Whale Phishing: Also known as CEO Fraud, or Business Email Compromise (BEC), whale phishing is the most sophisticated of the phishing scams. This type targets a business’s leadership team with the goal of spear phishing a “whale” or executive and gaining access to their login credentials. Once the hackers have this information, they are able to impersonate the executive and conduct CEO fraud using BEC and authorize wire transfers, or other significant and detrimental actions.
Still think educating yourself and your colleagues is enough? According to a study in 2016, between 2014 and 2016 alone, CEO fraud affected 12,000 companies and cost roughly $2 billion.
Cyber Insurance as a Means of Defense
While it is critical to have a variety of cyber security measures in place, even the most secure networks and educated staff have fallen victim to phishing scams. In August of 2019, the US Department of Justice unsealed an indictment against multiple individuals connected to a series of ongoing BEC campaigns, and in it there are details that list $6 million in fraudulently obtained funds, and attempts to steal an additional $40 million.
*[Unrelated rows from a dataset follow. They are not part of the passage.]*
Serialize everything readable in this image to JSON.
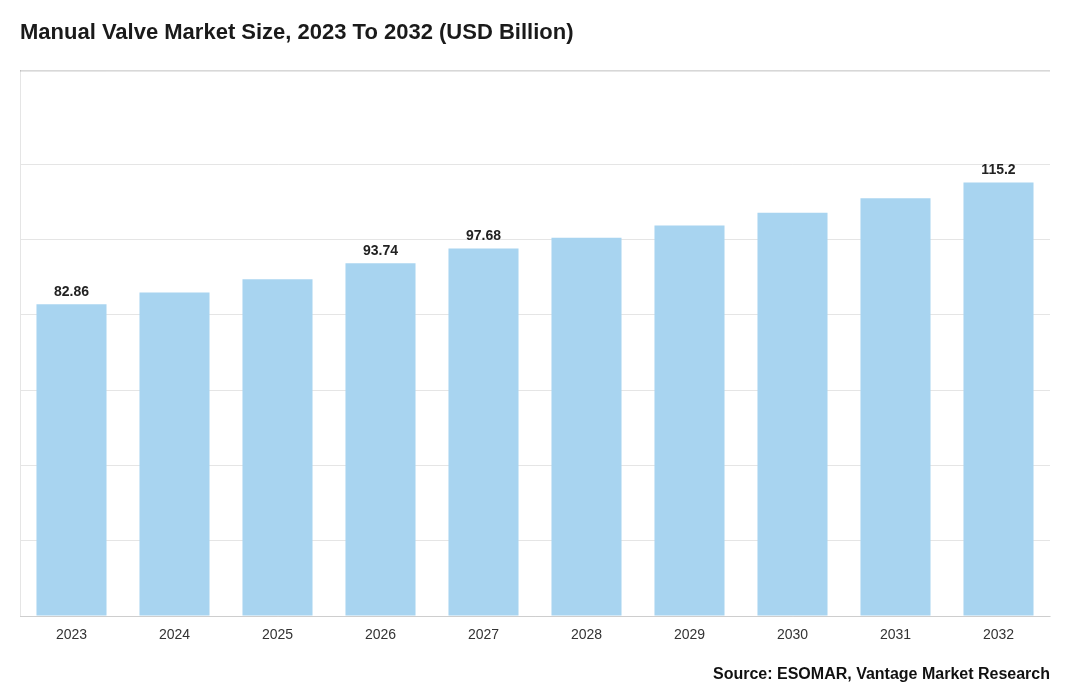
{
  "chart_data": {
    "type": "bar",
    "title": "Manual Valve Market Size, 2023 To 2032 (USD Billion)",
    "source": "Source: ESOMAR, Vantage Market Research",
    "categories": [
      "2023",
      "2024",
      "2025",
      "2026",
      "2027",
      "2028",
      "2029",
      "2030",
      "2031",
      "2032"
    ],
    "values": [
      82.86,
      86.0,
      89.5,
      93.74,
      97.68,
      100.5,
      103.8,
      107.2,
      111.0,
      115.2
    ],
    "value_labels": [
      "82.86",
      null,
      null,
      "93.74",
      "97.68",
      null,
      null,
      null,
      null,
      "115.2"
    ],
    "data_labels": true,
    "color": "#a8d4f0",
    "ylim": [
      0,
      145
    ],
    "yticks": [
      0,
      20,
      40,
      60,
      80,
      100,
      120
    ],
    "grid": true,
    "tick_labels": "x"
  }
}
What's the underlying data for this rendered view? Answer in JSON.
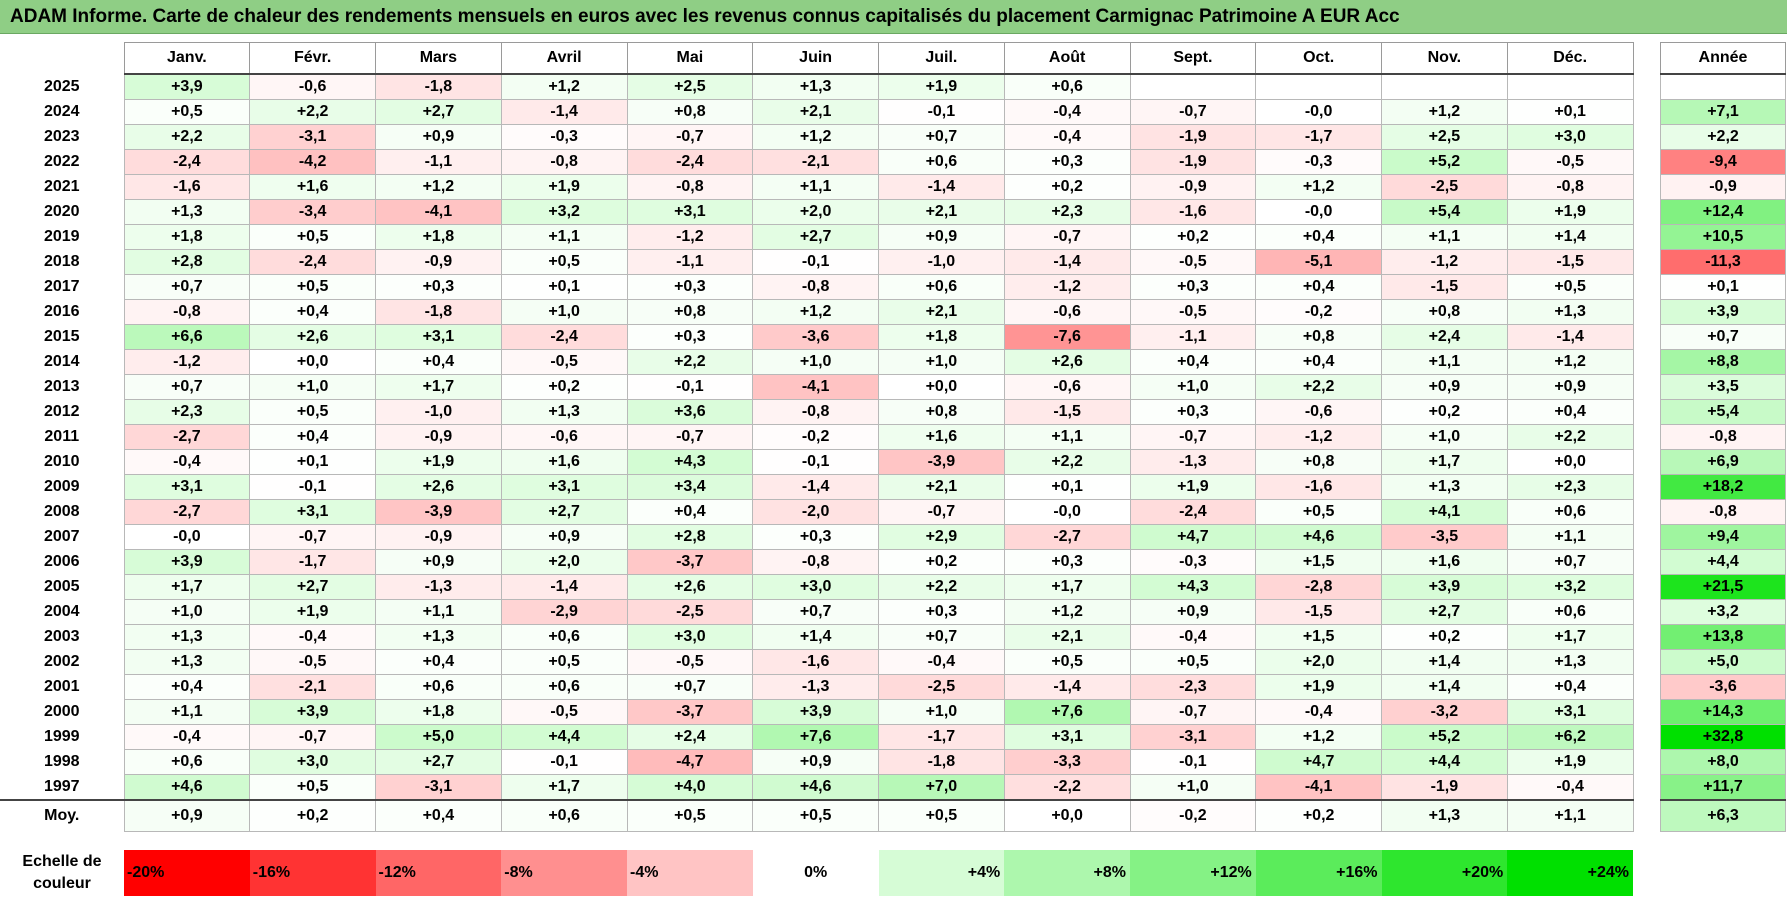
{
  "title": "ADAM Informe. Carte de chaleur des rendements mensuels en euros avec les revenus connus capitalisés du placement Carmignac Patrimoine A EUR Acc",
  "chart_data": {
    "type": "heatmap",
    "months": [
      "Janv.",
      "Févr.",
      "Mars",
      "Avril",
      "Mai",
      "Juin",
      "Juil.",
      "Août",
      "Sept.",
      "Oct.",
      "Nov.",
      "Déc."
    ],
    "annual_header": "Année",
    "average_label": "Moy.",
    "rows": [
      {
        "year": "2025",
        "values": [
          "+3,9",
          "-0,6",
          "-1,8",
          "+1,2",
          "+2,5",
          "+1,3",
          "+1,9",
          "+0,6",
          "",
          "",
          "",
          ""
        ],
        "annual": ""
      },
      {
        "year": "2024",
        "values": [
          "+0,5",
          "+2,2",
          "+2,7",
          "-1,4",
          "+0,8",
          "+2,1",
          "-0,1",
          "-0,4",
          "-0,7",
          "-0,0",
          "+1,2",
          "+0,1"
        ],
        "annual": "+7,1"
      },
      {
        "year": "2023",
        "values": [
          "+2,2",
          "-3,1",
          "+0,9",
          "-0,3",
          "-0,7",
          "+1,2",
          "+0,7",
          "-0,4",
          "-1,9",
          "-1,7",
          "+2,5",
          "+3,0"
        ],
        "annual": "+2,2"
      },
      {
        "year": "2022",
        "values": [
          "-2,4",
          "-4,2",
          "-1,1",
          "-0,8",
          "-2,4",
          "-2,1",
          "+0,6",
          "+0,3",
          "-1,9",
          "-0,3",
          "+5,2",
          "-0,5"
        ],
        "annual": "-9,4"
      },
      {
        "year": "2021",
        "values": [
          "-1,6",
          "+1,6",
          "+1,2",
          "+1,9",
          "-0,8",
          "+1,1",
          "-1,4",
          "+0,2",
          "-0,9",
          "+1,2",
          "-2,5",
          "-0,8"
        ],
        "annual": "-0,9"
      },
      {
        "year": "2020",
        "values": [
          "+1,3",
          "-3,4",
          "-4,1",
          "+3,2",
          "+3,1",
          "+2,0",
          "+2,1",
          "+2,3",
          "-1,6",
          "-0,0",
          "+5,4",
          "+1,9"
        ],
        "annual": "+12,4"
      },
      {
        "year": "2019",
        "values": [
          "+1,8",
          "+0,5",
          "+1,8",
          "+1,1",
          "-1,2",
          "+2,7",
          "+0,9",
          "-0,7",
          "+0,2",
          "+0,4",
          "+1,1",
          "+1,4"
        ],
        "annual": "+10,5"
      },
      {
        "year": "2018",
        "values": [
          "+2,8",
          "-2,4",
          "-0,9",
          "+0,5",
          "-1,1",
          "-0,1",
          "-1,0",
          "-1,4",
          "-0,5",
          "-5,1",
          "-1,2",
          "-1,5"
        ],
        "annual": "-11,3"
      },
      {
        "year": "2017",
        "values": [
          "+0,7",
          "+0,5",
          "+0,3",
          "+0,1",
          "+0,3",
          "-0,8",
          "+0,6",
          "-1,2",
          "+0,3",
          "+0,4",
          "-1,5",
          "+0,5"
        ],
        "annual": "+0,1"
      },
      {
        "year": "2016",
        "values": [
          "-0,8",
          "+0,4",
          "-1,8",
          "+1,0",
          "+0,8",
          "+1,2",
          "+2,1",
          "-0,6",
          "-0,5",
          "-0,2",
          "+0,8",
          "+1,3"
        ],
        "annual": "+3,9"
      },
      {
        "year": "2015",
        "values": [
          "+6,6",
          "+2,6",
          "+3,1",
          "-2,4",
          "+0,3",
          "-3,6",
          "+1,8",
          "-7,6",
          "-1,1",
          "+0,8",
          "+2,4",
          "-1,4"
        ],
        "annual": "+0,7"
      },
      {
        "year": "2014",
        "values": [
          "-1,2",
          "+0,0",
          "+0,4",
          "-0,5",
          "+2,2",
          "+1,0",
          "+1,0",
          "+2,6",
          "+0,4",
          "+0,4",
          "+1,1",
          "+1,2"
        ],
        "annual": "+8,8"
      },
      {
        "year": "2013",
        "values": [
          "+0,7",
          "+1,0",
          "+1,7",
          "+0,2",
          "-0,1",
          "-4,1",
          "+0,0",
          "-0,6",
          "+1,0",
          "+2,2",
          "+0,9",
          "+0,9"
        ],
        "annual": "+3,5"
      },
      {
        "year": "2012",
        "values": [
          "+2,3",
          "+0,5",
          "-1,0",
          "+1,3",
          "+3,6",
          "-0,8",
          "+0,8",
          "-1,5",
          "+0,3",
          "-0,6",
          "+0,2",
          "+0,4"
        ],
        "annual": "+5,4"
      },
      {
        "year": "2011",
        "values": [
          "-2,7",
          "+0,4",
          "-0,9",
          "-0,6",
          "-0,7",
          "-0,2",
          "+1,6",
          "+1,1",
          "-0,7",
          "-1,2",
          "+1,0",
          "+2,2"
        ],
        "annual": "-0,8"
      },
      {
        "year": "2010",
        "values": [
          "-0,4",
          "+0,1",
          "+1,9",
          "+1,6",
          "+4,3",
          "-0,1",
          "-3,9",
          "+2,2",
          "-1,3",
          "+0,8",
          "+1,7",
          "+0,0"
        ],
        "annual": "+6,9"
      },
      {
        "year": "2009",
        "values": [
          "+3,1",
          "-0,1",
          "+2,6",
          "+3,1",
          "+3,4",
          "-1,4",
          "+2,1",
          "+0,1",
          "+1,9",
          "-1,6",
          "+1,3",
          "+2,3"
        ],
        "annual": "+18,2"
      },
      {
        "year": "2008",
        "values": [
          "-2,7",
          "+3,1",
          "-3,9",
          "+2,7",
          "+0,4",
          "-2,0",
          "-0,7",
          "-0,0",
          "-2,4",
          "+0,5",
          "+4,1",
          "+0,6"
        ],
        "annual": "-0,8"
      },
      {
        "year": "2007",
        "values": [
          "-0,0",
          "-0,7",
          "-0,9",
          "+0,9",
          "+2,8",
          "+0,3",
          "+2,9",
          "-2,7",
          "+4,7",
          "+4,6",
          "-3,5",
          "+1,1"
        ],
        "annual": "+9,4"
      },
      {
        "year": "2006",
        "values": [
          "+3,9",
          "-1,7",
          "+0,9",
          "+2,0",
          "-3,7",
          "-0,8",
          "+0,2",
          "+0,3",
          "-0,3",
          "+1,5",
          "+1,6",
          "+0,7"
        ],
        "annual": "+4,4"
      },
      {
        "year": "2005",
        "values": [
          "+1,7",
          "+2,7",
          "-1,3",
          "-1,4",
          "+2,6",
          "+3,0",
          "+2,2",
          "+1,7",
          "+4,3",
          "-2,8",
          "+3,9",
          "+3,2"
        ],
        "annual": "+21,5"
      },
      {
        "year": "2004",
        "values": [
          "+1,0",
          "+1,9",
          "+1,1",
          "-2,9",
          "-2,5",
          "+0,7",
          "+0,3",
          "+1,2",
          "+0,9",
          "-1,5",
          "+2,7",
          "+0,6"
        ],
        "annual": "+3,2"
      },
      {
        "year": "2003",
        "values": [
          "+1,3",
          "-0,4",
          "+1,3",
          "+0,6",
          "+3,0",
          "+1,4",
          "+0,7",
          "+2,1",
          "-0,4",
          "+1,5",
          "+0,2",
          "+1,7"
        ],
        "annual": "+13,8"
      },
      {
        "year": "2002",
        "values": [
          "+1,3",
          "-0,5",
          "+0,4",
          "+0,5",
          "-0,5",
          "-1,6",
          "-0,4",
          "+0,5",
          "+0,5",
          "+2,0",
          "+1,4",
          "+1,3"
        ],
        "annual": "+5,0"
      },
      {
        "year": "2001",
        "values": [
          "+0,4",
          "-2,1",
          "+0,6",
          "+0,6",
          "+0,7",
          "-1,3",
          "-2,5",
          "-1,4",
          "-2,3",
          "+1,9",
          "+1,4",
          "+0,4"
        ],
        "annual": "-3,6"
      },
      {
        "year": "2000",
        "values": [
          "+1,1",
          "+3,9",
          "+1,8",
          "-0,5",
          "-3,7",
          "+3,9",
          "+1,0",
          "+7,6",
          "-0,7",
          "-0,4",
          "-3,2",
          "+3,1"
        ],
        "annual": "+14,3"
      },
      {
        "year": "1999",
        "values": [
          "-0,4",
          "-0,7",
          "+5,0",
          "+4,4",
          "+2,4",
          "+7,6",
          "-1,7",
          "+3,1",
          "-3,1",
          "+1,2",
          "+5,2",
          "+6,2"
        ],
        "annual": "+32,8"
      },
      {
        "year": "1998",
        "values": [
          "+0,6",
          "+3,0",
          "+2,7",
          "-0,1",
          "-4,7",
          "+0,9",
          "-1,8",
          "-3,3",
          "-0,1",
          "+4,7",
          "+4,4",
          "+1,9"
        ],
        "annual": "+8,0"
      },
      {
        "year": "1997",
        "values": [
          "+4,6",
          "+0,5",
          "-3,1",
          "+1,7",
          "+4,0",
          "+4,6",
          "+7,0",
          "-2,2",
          "+1,0",
          "-4,1",
          "-1,9",
          "-0,4"
        ],
        "annual": "+11,7"
      }
    ],
    "average": {
      "values": [
        "+0,9",
        "+0,2",
        "+0,4",
        "+0,6",
        "+0,5",
        "+0,5",
        "+0,5",
        "+0,0",
        "-0,2",
        "+0,2",
        "+1,3",
        "+1,1"
      ],
      "annual": "+6,3"
    },
    "color_scale": {
      "label_line1": "Echelle de",
      "label_line2": "couleur",
      "stops": [
        {
          "label": "-20%",
          "value": -20,
          "color": "#ff0000"
        },
        {
          "label": "-16%",
          "value": -16,
          "color": "#ff3333"
        },
        {
          "label": "-12%",
          "value": -12,
          "color": "#ff6666"
        },
        {
          "label": "-8%",
          "value": -8,
          "color": "#ff8f8f"
        },
        {
          "label": "-4%",
          "value": -4,
          "color": "#ffc4c4"
        },
        {
          "label": "0%",
          "value": 0,
          "color": "#ffffff"
        },
        {
          "label": "+4%",
          "value": 4,
          "color": "#d6fcd6"
        },
        {
          "label": "+8%",
          "value": 8,
          "color": "#adf7ad"
        },
        {
          "label": "+12%",
          "value": 12,
          "color": "#85f285"
        },
        {
          "label": "+16%",
          "value": 16,
          "color": "#5bec5b"
        },
        {
          "label": "+20%",
          "value": 20,
          "color": "#2ee62e"
        },
        {
          "label": "+24%",
          "value": 24,
          "color": "#00e000"
        }
      ]
    }
  }
}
These attacks can cause a business to sustain more than just financial losses, there is also the concern of consumer trust, remediation of compromised consumer data, company reputation, and market share. Depending on the size and scale of an attack, some companies may struggle to recover. Cyber Insurance, however, is designed to help businesses respond to and recover from cyber attacks. Having a cyber insurance policy in place means having access to the funds necessary to recover losses, pay for credit monitoring for customers whose data may have been lost, help with repairing networks, and so on. Cyber insurance is essentially the most critical part of cybersecurity. Despite how critical it is to protecting your business, cyber insurance is not one of the more expensive policies to pay for. It’s important to consider the value of cyber insurance when weighed against the risks. Any company that deals in email, conveys information among departments digitally, takes online orders, accepts online payments, sends invoices or pays invoices via online banking, transfers, or email is at risk for phishing and other social engineering scams.
Even small businesses that would normally consider these risks not applicable have had to make changes to their business models and increasingly move many transactions online due to the changes in commerce as a result of the COVID-19 pandemic. It’s critical that businesses of all sizes protect themselves and their consumers from being exploited. In fact, studies have shown that as the pandemic caused a dramatic increase in online commerce, phishing and social engineering cyber attacks have followed suit.
Cyber insurance is of paramount importance in the protection of any business, large or small, in protecting against the damages caused by a variety of cyber security issues. From classic movie style “hacks” to the more nuanced modern methods employed by criminals to trick staff and executives into giving up their info, the range of risks is broad. Make sure your cyber insurance policy coverage is complete.